Search code examples
bashdiacriticstransliteration

Removing diacritical marks from a Greek text in an automatic way


I have a decompiled stardict dictionary in the form of a tab file

κακός <tab> bad

where <tab> signifies a tabulation.

Unfortunately, the way the words are defined requires the query to include all diacritical marks. So if I want to search for ζῷον, I need to have all the iotas and circumflexes correct.

Thus I'd like to convert the whole file so that the keyword has the diacritic removed. So the line would become

κακος <tab> <h3>κακός</h3> <br/> bad

I know I could read the file line by line in bash, as described here [1]

while read line           
do           
    command           
done <file 

But what is there any way to automatize the operation of converting the line? I heard about iconv [2] but didn't manage to achieve the desired conversion using it. I'd best like to use a bash script.


Besides, is there an automatic way of transliterating Greek, e.g. using the method Perseus has?

Perseus' way of doing it


/edit: Maybe we could use the Unicode codes?
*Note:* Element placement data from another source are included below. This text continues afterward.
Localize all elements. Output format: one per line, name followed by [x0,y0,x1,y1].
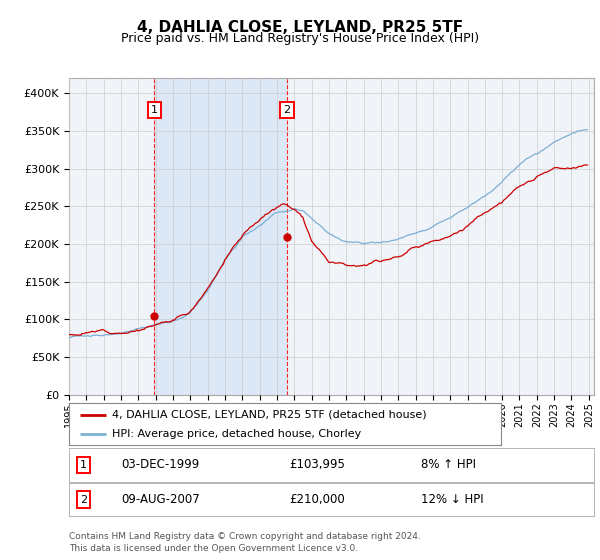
Text: 4, DAHLIA CLOSE, LEYLAND, PR25 5TF: 4, DAHLIA CLOSE, LEYLAND, PR25 5TF [137,20,463,35]
Text: 09-AUG-2007: 09-AUG-2007 [121,493,200,506]
Text: This data is licensed under the Open Government Licence v3.0.: This data is licensed under the Open Gov… [69,544,358,553]
Text: 4, DAHLIA CLOSE, LEYLAND, PR25 5TF (detached house): 4, DAHLIA CLOSE, LEYLAND, PR25 5TF (deta… [112,409,427,419]
Text: HPI: Average price, detached house, Chorley: HPI: Average price, detached house, Chor… [112,429,361,439]
Text: 03-DEC-1999: 03-DEC-1999 [121,458,200,472]
Text: 12% ↓ HPI: 12% ↓ HPI [421,493,484,506]
Text: 1: 1 [80,460,87,470]
Text: 8% ↑ HPI: 8% ↑ HPI [421,458,476,472]
Text: Contains HM Land Registry data © Crown copyright and database right 2024.: Contains HM Land Registry data © Crown c… [69,532,421,541]
Text: 2: 2 [80,494,87,505]
Text: 1: 1 [151,105,158,115]
Text: 2: 2 [283,105,290,115]
Text: £103,995: £103,995 [290,458,346,472]
Bar [154,78,287,395]
Text: Price paid vs. HM Land Registry's House Price Index (HPI): Price paid vs. HM Land Registry's House … [121,32,479,45]
Text: £210,000: £210,000 [290,493,345,506]
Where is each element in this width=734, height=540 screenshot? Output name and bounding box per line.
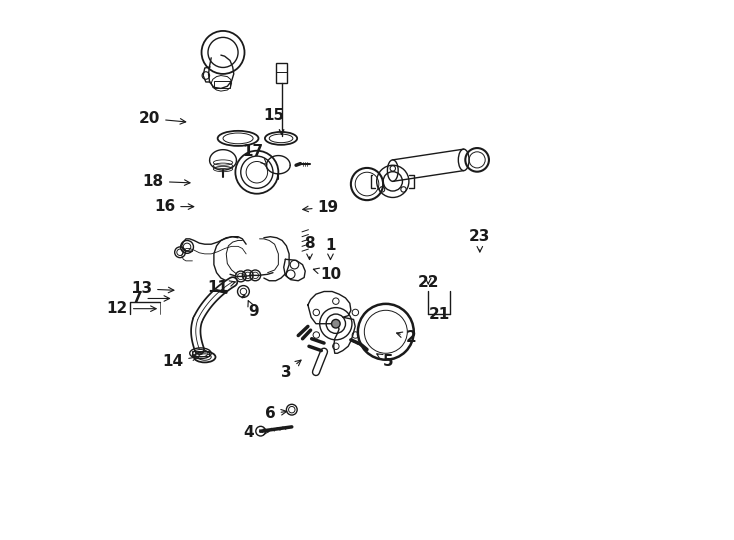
- Text: 6: 6: [265, 407, 287, 422]
- Text: 3: 3: [281, 360, 301, 380]
- Text: 22: 22: [418, 275, 439, 291]
- Text: 20: 20: [139, 111, 186, 126]
- Text: 5: 5: [377, 354, 393, 369]
- Text: 23: 23: [469, 229, 490, 252]
- Bar: [214, 81, 230, 89]
- Text: 11: 11: [208, 280, 236, 295]
- Text: 8: 8: [304, 236, 315, 260]
- Circle shape: [332, 320, 340, 328]
- Text: 12: 12: [106, 301, 156, 316]
- Text: 13: 13: [131, 281, 174, 296]
- Text: 9: 9: [248, 301, 258, 319]
- Text: 15: 15: [263, 108, 284, 123]
- Bar: [192, 350, 208, 356]
- Text: 4: 4: [244, 426, 269, 440]
- Text: 14: 14: [162, 354, 198, 369]
- Text: 2: 2: [396, 330, 416, 345]
- Text: 21: 21: [429, 307, 450, 321]
- Text: 1: 1: [325, 238, 335, 260]
- Text: 17: 17: [242, 144, 266, 165]
- Text: 16: 16: [154, 199, 194, 214]
- Text: 10: 10: [313, 267, 341, 282]
- Text: 18: 18: [143, 174, 190, 189]
- Text: 7: 7: [132, 291, 170, 306]
- Bar: [276, 63, 288, 83]
- Text: 19: 19: [303, 200, 338, 214]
We can notice that U+1F0x, U+1F8x for x < 8, etc. are all variants of the letter α. This would reduce the amount of manual work. I'd accept a C++ solution as well.

[1] http://en.kioskea.net/faq/1757-how-to-read-a-file-line-by-line
[2] How to remove all of the diacritics from a file?


Solution

  • You can remove diacritics from a string relatively easily using Perl:

    $_=NFKD($_);s/\p{InDiacriticals}//g;
    

    for example:

    $ echo 'ὦὢῶὼώὠὤ ᾪ' | perl -CS -MUnicode::Normalize -pne '$_=NFKD($_);s/\p{InDiacriticals}//g'
    ωωωωωωω Ω
    

    This works as follows:

    • The -CS enables UTF8 for Perl's stdin/stdout
    • The -MUnicode::Normalize loads a library for Unicode normalisation
    • -e executes the script from the command line; -n automatically loops over lines in the input; -p prints the output automatically
    • NFKD() translates the line into one of the Unicode normalisation forms; this means that accents and diacritics are decomposed into separate characters, which makes it easier to remove them in the next step
    • s/\p{InDiacriticals}//g removes all characters that Unicoded denotes as diacritical marks

    This should in fact work for removing diacritics etc for all scripts/languages that have good Unicode support, not just Greek.